Il y a autant de façons d’être juif que de Juifs. D’une synagogue à l’autre, entre bienveillance et observance, les tribulations d’un Juif égaré, nostalgique d’une tradition qui le dépasse.
Quand j’étais petit, on disait le « temple », même mon copain Ari qui s’y rendait beaucoup plus souvent que moi. Aujourd’hui, j’entends dire la « syna ». Je n’y arrive pas, je n’y vais pas assez souvent pour être aussi familier, je dis la « synagogue ». Et il y a peu de chances pour que je me mette à l’appeler par son petit nom parce que j’y vais de moins en moins.
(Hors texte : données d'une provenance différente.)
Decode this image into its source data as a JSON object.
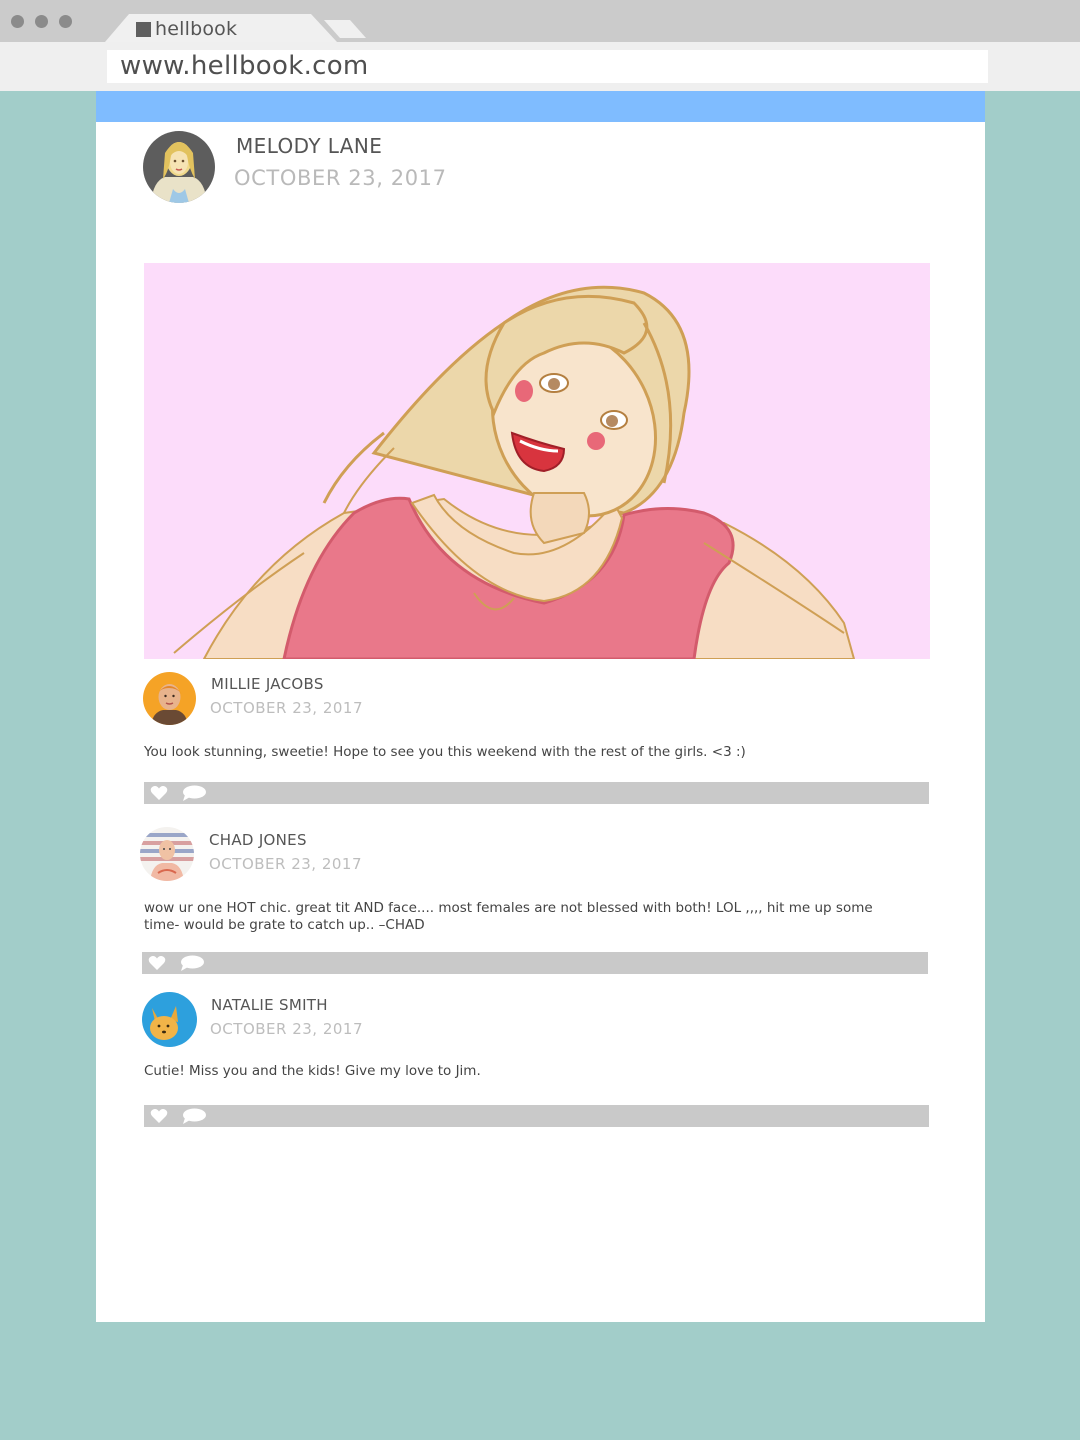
{
  "browser": {
    "tab_title": "hellbook",
    "url": "www.hellbook.com"
  },
  "post": {
    "author": "MELODY LANE",
    "date": "OCTOBER 23, 2017"
  },
  "comments": [
    {
      "author": "MILLIE JACOBS",
      "date": "OCTOBER 23, 2017",
      "text": "You look stunning, sweetie! Hope to see you this weekend with the rest of the girls. <3 :)"
    },
    {
      "author": "CHAD JONES",
      "date": "OCTOBER 23, 2017",
      "text_line1": "wow ur one HOT chic. great tit AND face.... most females are not blessed with both! LOL ,,,, hit me up some",
      "text_line2": "time- would be grate to catch up..  –CHAD"
    },
    {
      "author": "NATALIE SMITH",
      "date": "OCTOBER 23, 2017",
      "text": "Cutie! Miss you and the kids! Give my love to Jim."
    }
  ],
  "colors": {
    "background": "#a2cdc9",
    "header_bar": "#7fbcff",
    "action_bar": "#c9c9c9",
    "photo_bg": "#fcdcfa"
  },
  "icons": [
    "heart-icon",
    "comment-icon"
  ]
}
On y allait déjà très peu, quand j’étais jeune, on accompagnait ma grand-mère une fois par an pour l’etzger de mon grand-père, l’anniversaire de sa mort, dans une synagogue classique, normale pour des juifs normaux, ni orthodoxes ni libéraux, avec les femmes en haut, les hommes en bas et les enfants qui se courent après dans les allées.
Ségrégation consentie
Adolescent, je me promettais chaque fois d’aller m’asseoir en haut avec les femmes, par solidarité et pour ne pas cautionner cet archaïque apartheid des sexes, mais je me dégonflais à chaque fois, le sens du ridicule m’empêchant toujours à la dernière minute de faire ma Rosa Parks. Ici la ségrégation était largement consentie, et les femmes semblaient préférer l’entre-soi et ses bavardages aux lectures et aux prières masculines.